Giants-A’s: Full moon, great weather, compelling baseball

By Art Spander

SAN FRANCISCO — This was what sport is all about, the bay at play on an evening when the moon was full, the weather was fantastic and the baseball was compelling down to the final pitch, a strike by Will Smith that ended a drama you almost hoped was endless.

Two teams with a chance for the postseason. Two groups of fans with a single thought. One beautiful Tuesday evening of fine pitching and timely hitting that left the winners, the Giants, phew, 3-2, gasping, and the losing team, the Athletics, hinting at what might have been.

“Unfortunately, we came up one at-bat short,” said the man who manages the A’s, Bob Melvin. 

The game itself, the first of a two-game series at Oracle Park, didn’t come up short of expectations. Bruce Bochy had predicted it would be a good one and it was, full of the little things that embellish the big things.

The place was alive, seemingly almost as many A’s fans — chanting “Let’s go Oakland” — as Giants fans. A good natured rivalry without any nastiness, excluding the boos that broke out when during the seventh inning the video screen displayed a man with a Dodgers hat. The nerve of that guy.

A different sort of nerve was displayed by Smith, the Giants' closer, who had a ninth inning, his only inning, in which he threw 35 pitches, walked in a run, exhaled after a line drive to left with two runners on went foul by a foot and still got the save.

“The two-run lead helped, obviously,” said Smith, who came in with nobody on and San Francisco ahead, 3-1. “I don’t want to walk in runs. Still we had a one-run lead. That ball down the line? I was walking down the line with it.”

He walked away satisfied, striking out Chad Pinder for the final out.

“You trust your players,” said Bochy as to how he survives games like this. “Let the guys play.

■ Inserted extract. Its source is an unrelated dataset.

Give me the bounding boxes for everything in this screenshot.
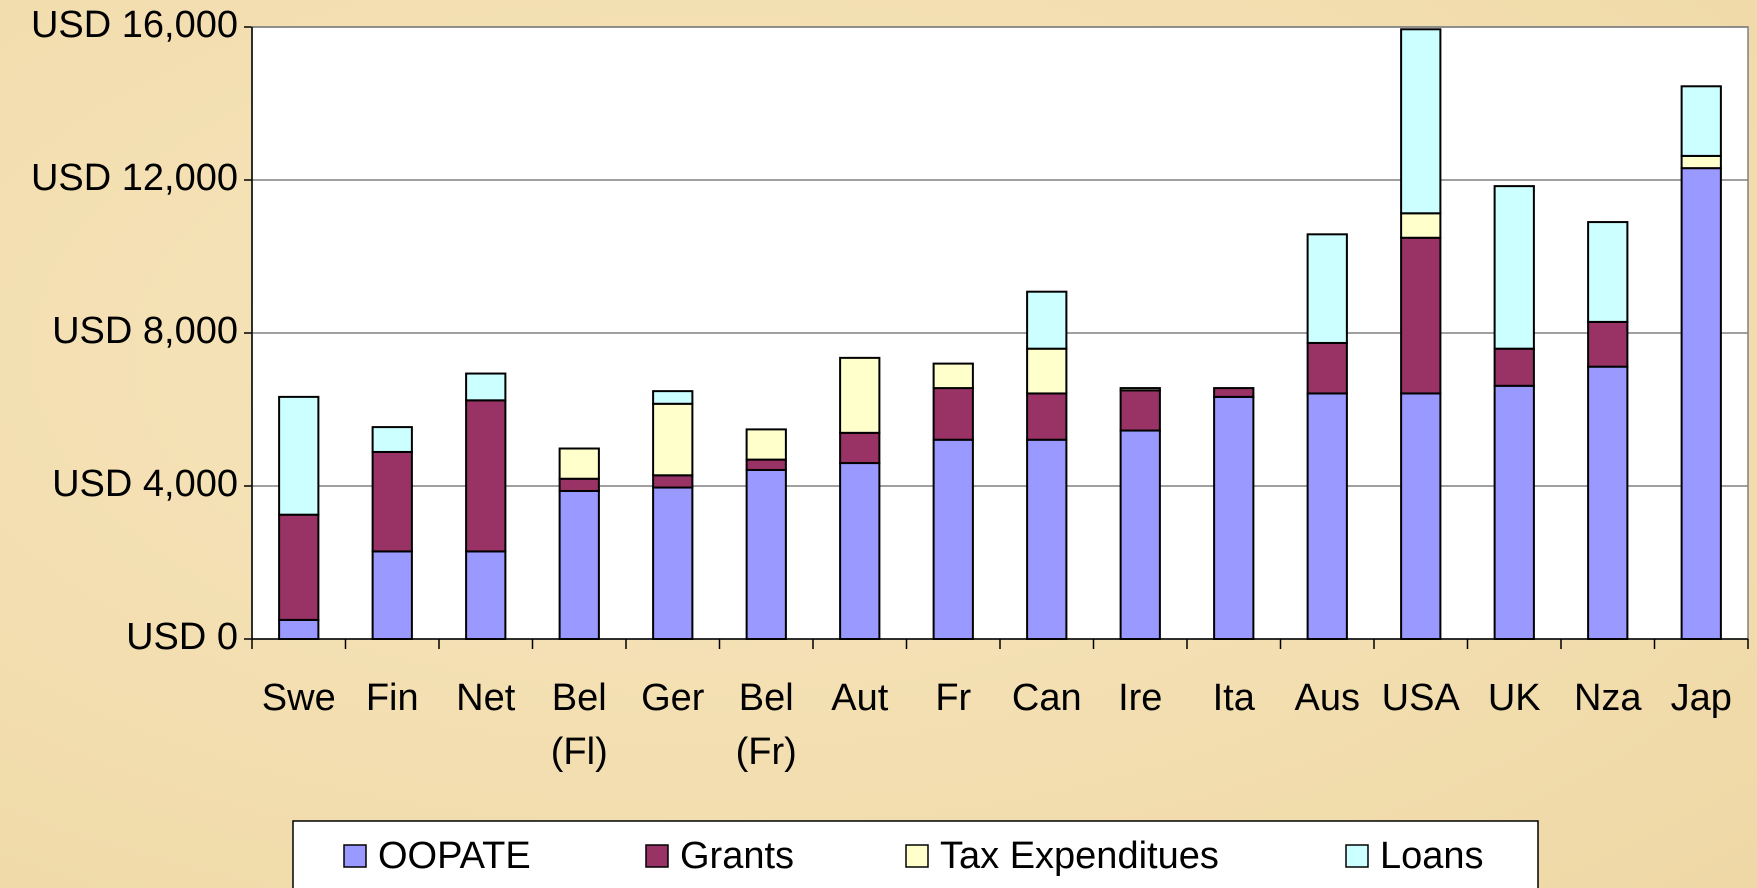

There’s nothing you can do. Sometimes you wish you had a seat belt. We’re used to it here. How many years have we played this type of baseball? We go into close ballgames with so much confidence. If it doesn’t work, well, Smith still is our guy out there.”

And Madison Bumgarner was the guy before Smith, pitching as Mad Bum, now on track once more, is supposed to pitch. One mistake, a fastball to Stephen Piscotty in the fifth, powered into the bleachers. Nine strikeouts and the victory. He’s now 8-7.

“I felt like I got to where I was comfortable,” said Mad Bum. “Pretty much everything was working pretty well. I felt (in the seventh) it was a good time to throw a fastball. He hit it (for the home run).

Bumgarner also was adept at the plate, in a subtle way. With runners on first and second and nobody out in the seventh, he laid down a sacrifice bunt. Aramis Garcia went from second to third and scored what proved to be the winning run on Scooter Gennett’s sacrifice fly.

Oakland starter Brett Anderson kept the Giants scoreless through five innings. Then in order, Buster Posey doubled, Evan Longoria doubled and Kevin Pillar doubled: three hits, two runs. 

“He was mowing them down pretty good, and then all of sudden three doubles,” said Melvin of Anderson. “Give them some credit, too. Two out nobody on. To put a rally together like that was impressive, especially the way (Anderson) has been pitching.”

Anderson had retired Posey twice with sinkers. The third time, he got the ball high. “But the biggest thing,” Anderson insisted, “was I threw a horrible changeup to Pillar, and he was able to square it up for that third double. That was the difference in the game.”

Not really. The difference was the walk to Garcia by Jake Diekman to lead off the seventh, Garcia scoring the Giants' third run.

“Give them credit,” Bochy said of the A’s. “They battled out there. Both teams were fighting to the end. But that’s what you expect. They are a very good team.”

The Giants aren’t a bad one. And together they produced an exciting game. That’s all we can ask.